Der portugiesische WM-Teilnehmer begrüßte laut „Bild am Sonntag“ in den Medien seines Heimatlandes den Wechsel zum Schuster-Club. „Ich bin froh über diese Herausforderung. Besiktas ist eine Mannschaft, die meine Erwartungen erfüllt“, zitierte die Sportzeitung „A Bola“ den Angreifer, der 2006 an die Weser kam und in 117 Bundesliga- Partien 42 Tore für die Hanseaten erzielte.

Trotz der ordentlichen Trefferquote in der laufenden Saison war die Werder-Führung verärgert über den Stürmer. Hugo Almeida hatte zuletzt beim 3:0 gegen St. Pauli drei Tore erzielt und war danach wegen einer Undiszipliniertheit vom Platz geflogen. Vor allem wegen dieser Roten Karte ist Allofs immer noch sauer auf den Profi.
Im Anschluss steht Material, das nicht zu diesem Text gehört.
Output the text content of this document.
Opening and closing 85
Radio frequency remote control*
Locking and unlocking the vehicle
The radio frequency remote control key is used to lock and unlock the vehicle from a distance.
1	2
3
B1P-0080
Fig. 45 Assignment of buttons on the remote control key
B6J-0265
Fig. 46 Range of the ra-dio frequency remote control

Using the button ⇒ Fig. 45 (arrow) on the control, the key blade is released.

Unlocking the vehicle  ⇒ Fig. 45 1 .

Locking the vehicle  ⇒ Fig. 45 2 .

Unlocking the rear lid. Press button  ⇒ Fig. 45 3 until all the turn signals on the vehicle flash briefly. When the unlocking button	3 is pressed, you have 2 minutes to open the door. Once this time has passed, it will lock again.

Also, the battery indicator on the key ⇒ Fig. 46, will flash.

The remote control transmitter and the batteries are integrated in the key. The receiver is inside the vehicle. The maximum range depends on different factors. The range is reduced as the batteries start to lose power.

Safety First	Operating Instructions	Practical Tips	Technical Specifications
Der Werder-Boss wird jetzt wohl den Transfermarkt nach möglichen Verstärkungen sondieren. Ohne Hugo Almeida stehen Trainer Thomas Schaaf nur noch drei Stürmer zur Verfügung, mit denen die angestrebte Aufholjagd on der Rückrunde schwer fallen dürfte. Top-Torjäger Claudio Pizarro ist in dieser Saison stark verletzungsanfällig, Marko Arnautovic und Sandro Wagner konnten die Erwartungen während der Vorrunde nicht erfüllen.